Anathème
Vilain sortilège ! Malédiction ! Perfidie ! Tel est donc le poids des maux dont tu m’accables ? Suis-je donc damné par ton prêche à l’éternelle fidélité du cœur ?
Au cadeau empoisonné je ne sus opposer un refus, maladie incurable dont les effluves assiégèrent le royaume et firent tomber les barricades. La capitale fut ravagée par le belliqueux étranger, qui sans pitié prit le trône et se mit à siéger. Les citoyens devinrent esclaves du tyran déifié, qui réécrivit le passé d’une effroyable maxime à jamais répétée : « Déjà terminé et toujours interminable ». Pillés et souillés, les fidèles tentèrent la vaine révolte, fastidieuse bravade contre la vigoureuse vérole qui vit s’abattre l’orageuse rasade sur ladite auréole. Sur les ruines du soleil dernier, le despote établit la nouvelle cité et parsema les terres de ses fécondes récoltes, preuve d’accomplissement et de son éternel établissement.
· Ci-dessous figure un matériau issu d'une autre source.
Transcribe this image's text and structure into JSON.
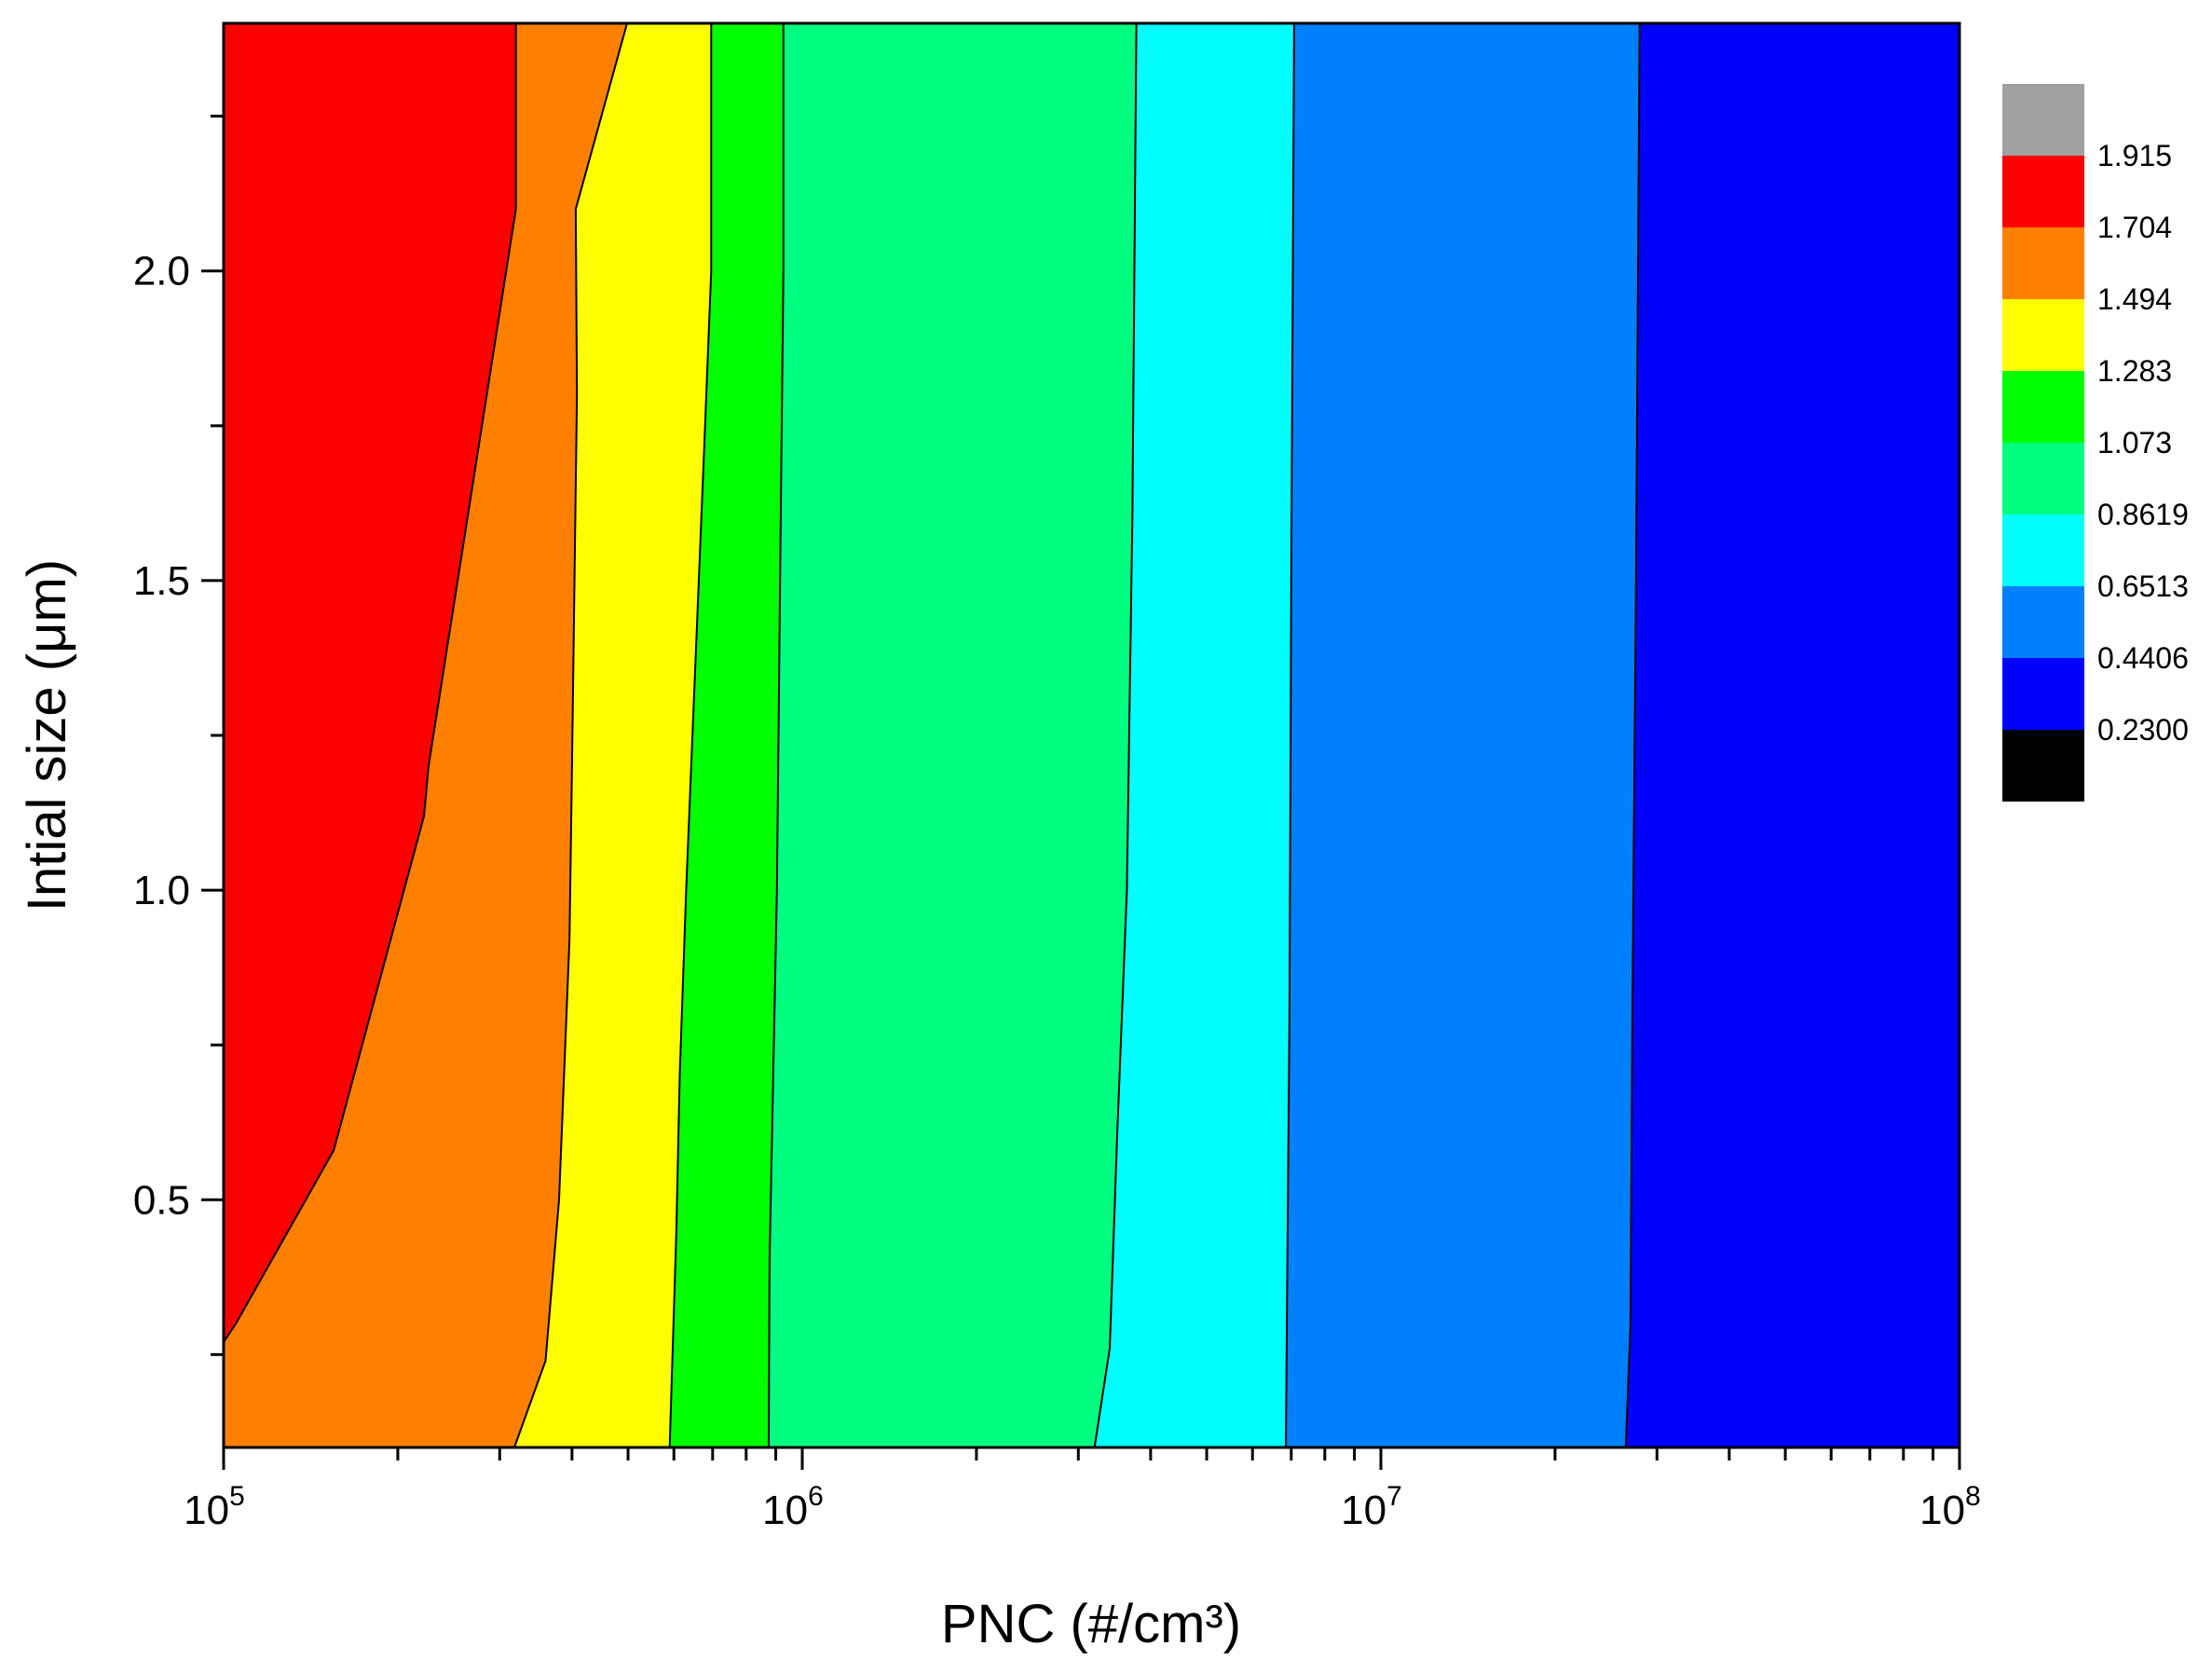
{
  "chart_data": {
    "type": "contour",
    "xlabel": "PNC (#/cm³)",
    "ylabel": "Intial size (μm)",
    "x_scale": "log",
    "xlim": [
      100000,
      100000000
    ],
    "ylim": [
      0.1,
      2.4
    ],
    "x_ticks": [
      {
        "base": "10",
        "exp": "5",
        "value": 100000
      },
      {
        "base": "10",
        "exp": "6",
        "value": 1000000
      },
      {
        "base": "10",
        "exp": "7",
        "value": 10000000
      },
      {
        "base": "10",
        "exp": "8",
        "value": 100000000
      }
    ],
    "y_ticks": [
      {
        "label": "0.5",
        "value": 0.5
      },
      {
        "label": "1.0",
        "value": 1.0
      },
      {
        "label": "1.5",
        "value": 1.5
      },
      {
        "label": "2.0",
        "value": 2.0
      }
    ],
    "y_minor_ticks": [
      0.25,
      0.75,
      1.25,
      1.75,
      2.25
    ],
    "grid": false,
    "legend_position": "right",
    "legend": {
      "levels": [
        "1.915",
        "1.704",
        "1.494",
        "1.283",
        "1.073",
        "0.8619",
        "0.6513",
        "0.4406",
        "0.2300"
      ],
      "colors": [
        "#a0a0a0",
        "#ff0000",
        "#ff8000",
        "#ffff00",
        "#00ff00",
        "#00ff80",
        "#00ffff",
        "#0080ff",
        "#0000ff",
        "#000000"
      ]
    },
    "contour_lines": [
      {
        "level": "1.704",
        "points": [
          [
            100000,
            0.27
          ],
          [
            105000,
            0.3
          ],
          [
            155000,
            0.58
          ],
          [
            222000,
            1.12
          ],
          [
            226000,
            1.2
          ],
          [
            320000,
            2.1
          ],
          [
            320000,
            2.4
          ]
        ]
      },
      {
        "level": "1.494",
        "points": [
          [
            318000,
            0.1
          ],
          [
            360000,
            0.24
          ],
          [
            380000,
            0.5
          ],
          [
            396000,
            0.92
          ],
          [
            400000,
            1.2
          ],
          [
            408000,
            1.8
          ],
          [
            406000,
            2.1
          ],
          [
            498000,
            2.4
          ]
        ]
      },
      {
        "level": "1.283",
        "points": [
          [
            590000,
            0.1
          ],
          [
            606000,
            0.45
          ],
          [
            614000,
            0.7
          ],
          [
            630000,
            1.0
          ],
          [
            676000,
            1.7
          ],
          [
            696000,
            2.0
          ],
          [
            696000,
            2.4
          ]
        ]
      },
      {
        "level": "1.073",
        "points": [
          [
            875000,
            0.1
          ],
          [
            878000,
            0.4
          ],
          [
            904000,
            1.0
          ],
          [
            918000,
            1.6
          ],
          [
            928000,
            2.0
          ],
          [
            928000,
            2.4
          ]
        ]
      },
      {
        "level": "0.8619",
        "points": [
          [
            3200000,
            0.1
          ],
          [
            3400000,
            0.26
          ],
          [
            3500000,
            0.6
          ],
          [
            3640000,
            1.0
          ],
          [
            3720000,
            1.6
          ],
          [
            3780000,
            2.4
          ]
        ]
      },
      {
        "level": "0.6513",
        "points": [
          [
            6850000,
            0.1
          ],
          [
            6880000,
            0.3
          ],
          [
            6950000,
            0.8
          ],
          [
            7000000,
            1.5
          ],
          [
            7080000,
            2.4
          ]
        ]
      },
      {
        "level": "0.4406",
        "points": [
          [
            26500000,
            0.1
          ],
          [
            27000000,
            0.3
          ],
          [
            27200000,
            0.8
          ],
          [
            27600000,
            1.5
          ],
          [
            28000000,
            2.4
          ]
        ]
      }
    ]
  }
}
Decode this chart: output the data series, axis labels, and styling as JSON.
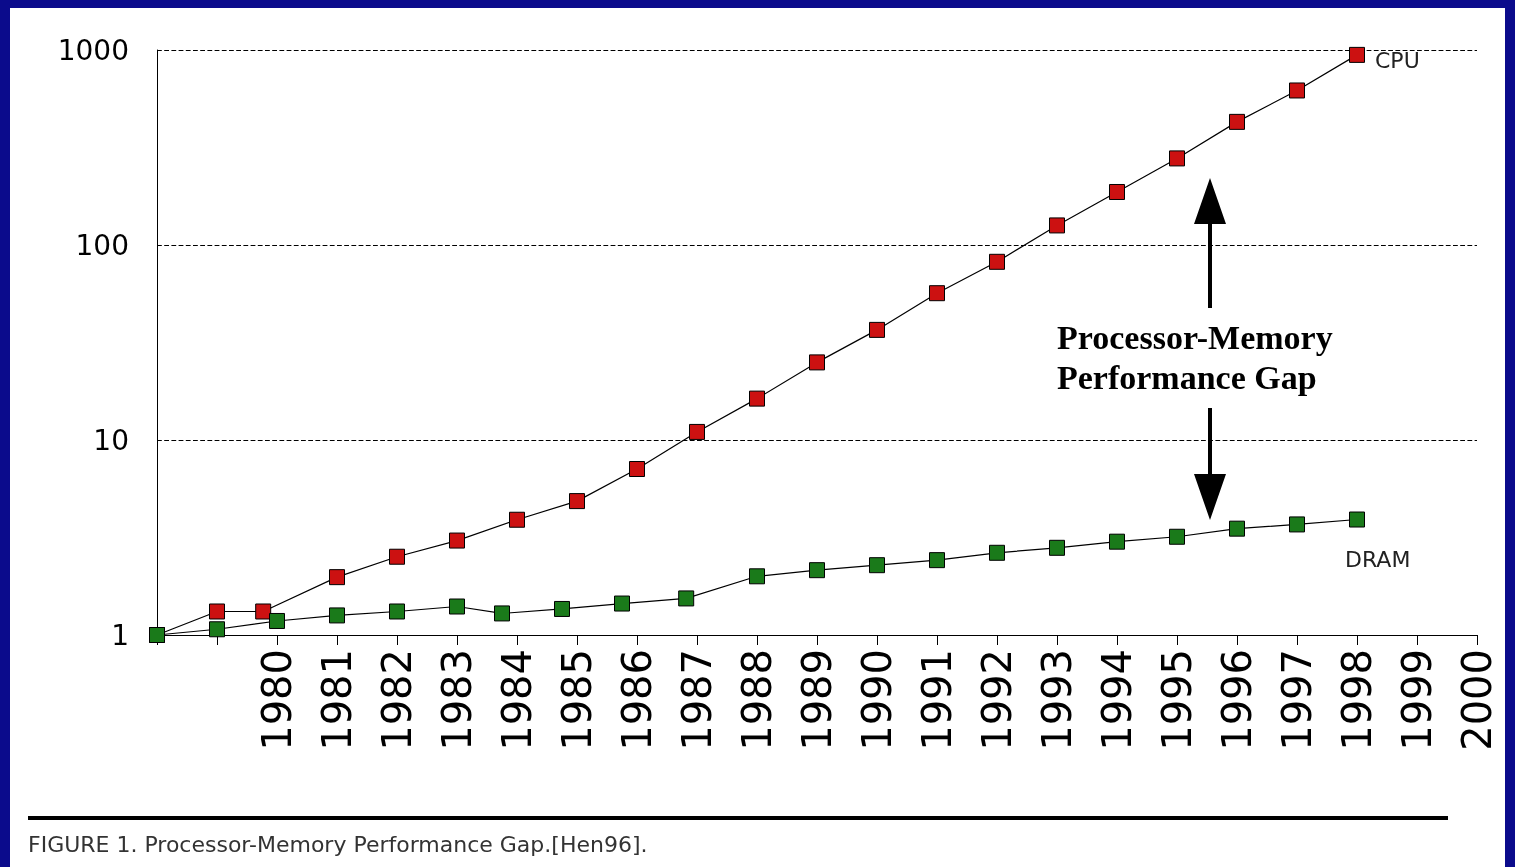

Les oraisons insuffisantes à alléger le deuil du cœur, ce dernier fit appel à la raison, jugeant le meilleur ennemi seul capable de se faire meilleur ami. Mais en amont de la capitale, la raison elle-même se raisonna de l’issue d’un combat que jamais elle ne remportera. Dès lors, celle-ci jugea préférable de raisonner le monde plutôt que de raisonner le cœur, par l’attaque des idoles vagabondes et non de leur demeure.
Ô vilain anathème qui par tes mots m’a chassé, je suis esclave de mon baptême devant l’idole glorifiée. Bienheureuse soit la femme nouvellement déifiée, car le dévot à son dieu s’est toujours sacrifié. Apôtre de ton sourire et de tes yeux attendris, j’irai jusqu’à la mort en ode à ta vie.
A jamais damné du culte à la bien-aimée, j’ai succombé aux voyages pour m’enivrer de paysages. J’ai parcouru terre et mer de mes yeux carnivores, en souvenir de ces heures où je dévorais ton corps. Mon salut, ta gloire, ma maudite destinée : extraire la beauté du monde et la mettre à tes pieds.